Spain’s Election Impasse

On 25th September there will be a vote in the Congress of Deputies. This vote will confirm who is to be the next Spanish Prime Minister. The problem is that after two separate elections, no party has a majority and coalitions haven’t been formed between different organisations. Mariano Rajoy’s People’s Party (PP) is the largest in the Congress of Deputies but all other political parties have repeatedly said that Rajoy cannot be allowed to continue as Prime Minister. If this impasse isn’t broken the country may be on the verge of a third general election.

According to El Pais, PSOE leader Pedro Sánchez has said that while there is goodwill between his party, Podemos, and Ciudadanos “it is mathematically possible, [but] politically unfeasible”. This is the root of the impasse. The first two election results have shown a fragmentation of political opinion in Spain, and the two-party system has clearly broken down. The response to this has to be co-operation between these parties to get Spain moving in a different direction.
The only thing that PSOE, Ciudadanos, and Podemos all agree on is their opposition to continued rule by the PP. Unfortunately there is little else these parties can agree upon. A short-term solution is to thrash out a confidence and supply arrangement to lock the PP out of power. This is difficult because Ciudadanos has centre-left and centre-right policies as well as some curiously populist elements, however a basic agreement could be reached.
For example the Ciudadanos has a series of economic, constitutional, and social policies that Podemos and PSOE could agree to. Specifically, PSOE, Podemos, and Ciudadanos could agree to matching maternity and paternity leave, improving equality legislation, investing in R&D, and many other policies of Ciudadanos. If a unity government as formed with a very specific policy agenda for the entire legislative term, Spain could move forward is a significantly left-wing direction as there is overlap between these three parties. The question would be whether there is the political will to do so.
Ciudadanos have some policies that could lead to co-operation with parties of the Left. (Vincente Vallejo Demotix/Corbis)
A long-term solution is for parties of the Left to stand together under one electoral banner. In the second election this actually happened as Podemos, Izquierda Unida, and other left-wing parties came together, but I believe this approach should go further.

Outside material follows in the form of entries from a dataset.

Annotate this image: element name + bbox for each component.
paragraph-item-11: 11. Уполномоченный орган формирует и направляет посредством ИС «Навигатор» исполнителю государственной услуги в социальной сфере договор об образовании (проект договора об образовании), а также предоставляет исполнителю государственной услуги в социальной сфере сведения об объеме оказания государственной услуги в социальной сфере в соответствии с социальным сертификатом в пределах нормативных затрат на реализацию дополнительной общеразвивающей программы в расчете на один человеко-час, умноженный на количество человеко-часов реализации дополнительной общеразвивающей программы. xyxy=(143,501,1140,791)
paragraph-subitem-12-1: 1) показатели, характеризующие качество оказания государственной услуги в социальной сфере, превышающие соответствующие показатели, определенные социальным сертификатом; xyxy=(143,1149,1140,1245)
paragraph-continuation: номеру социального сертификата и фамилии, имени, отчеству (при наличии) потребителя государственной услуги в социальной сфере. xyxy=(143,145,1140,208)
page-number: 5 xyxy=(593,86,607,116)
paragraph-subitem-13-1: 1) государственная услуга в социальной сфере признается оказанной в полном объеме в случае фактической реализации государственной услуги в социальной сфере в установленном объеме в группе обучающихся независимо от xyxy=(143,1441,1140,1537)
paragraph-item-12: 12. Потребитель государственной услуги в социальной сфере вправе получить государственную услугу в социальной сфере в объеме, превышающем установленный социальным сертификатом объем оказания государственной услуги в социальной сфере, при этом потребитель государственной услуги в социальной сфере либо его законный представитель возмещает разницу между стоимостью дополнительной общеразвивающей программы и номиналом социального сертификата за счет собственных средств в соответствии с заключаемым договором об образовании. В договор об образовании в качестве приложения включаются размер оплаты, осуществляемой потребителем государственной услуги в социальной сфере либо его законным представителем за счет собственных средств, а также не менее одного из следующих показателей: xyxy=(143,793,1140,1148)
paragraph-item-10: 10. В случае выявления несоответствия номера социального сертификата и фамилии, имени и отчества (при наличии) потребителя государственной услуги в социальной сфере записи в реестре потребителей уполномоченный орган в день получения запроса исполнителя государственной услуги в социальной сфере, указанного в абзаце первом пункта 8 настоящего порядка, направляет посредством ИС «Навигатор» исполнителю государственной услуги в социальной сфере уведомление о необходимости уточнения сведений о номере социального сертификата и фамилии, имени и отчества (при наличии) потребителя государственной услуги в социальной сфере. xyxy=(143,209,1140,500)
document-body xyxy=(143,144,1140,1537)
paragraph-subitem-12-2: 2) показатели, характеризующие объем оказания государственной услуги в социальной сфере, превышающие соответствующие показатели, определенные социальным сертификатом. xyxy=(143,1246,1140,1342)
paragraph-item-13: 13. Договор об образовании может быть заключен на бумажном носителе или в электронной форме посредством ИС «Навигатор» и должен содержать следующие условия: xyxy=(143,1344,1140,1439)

In parliamentary seats where it is a straight fight between the PP and a party of the Left it makes no sense to split the vote.
Although there are significant policy differences, I believe that the only way to build the Left in Spain is to have an open dialogue between Podemos, IU, and PSOE. This doesn’t mean combining all left-of-centre parties into one organisation, but if PSOE dropped out of some seats to leave a two horse race between Podemos and the PP, and Podemos did the same in some other seats, left-wing parties would have a majority and future deadlocks can be avoided. As someone who is incredibly left-wing I would prefer a IU/Podemos majority, but that isn’t going to happen whilst people cling to PSOE. There needs to be an open dialogue so that the Left can reverse the austerity imposed upon the Spanish people.
Spain is deadlocked because there is a lack of political will. The PP may have won the plurality of the national vote but a majority do not want Rajoy to return as Prime Minister. Podemos, PSOE, IU, and Ciudadanos need to work together at this time so Spain can flourish. If the Left gets into power, it can run in the next election on the record of that government, and be re-elected without Ciudadanos. There are many policies of Ciudadanos that the Left should be highly opposed to, but if certain things were picked out of their manifesto I’m sure that PSOE and Podemos could work with them to throe Rajoy out on his arse.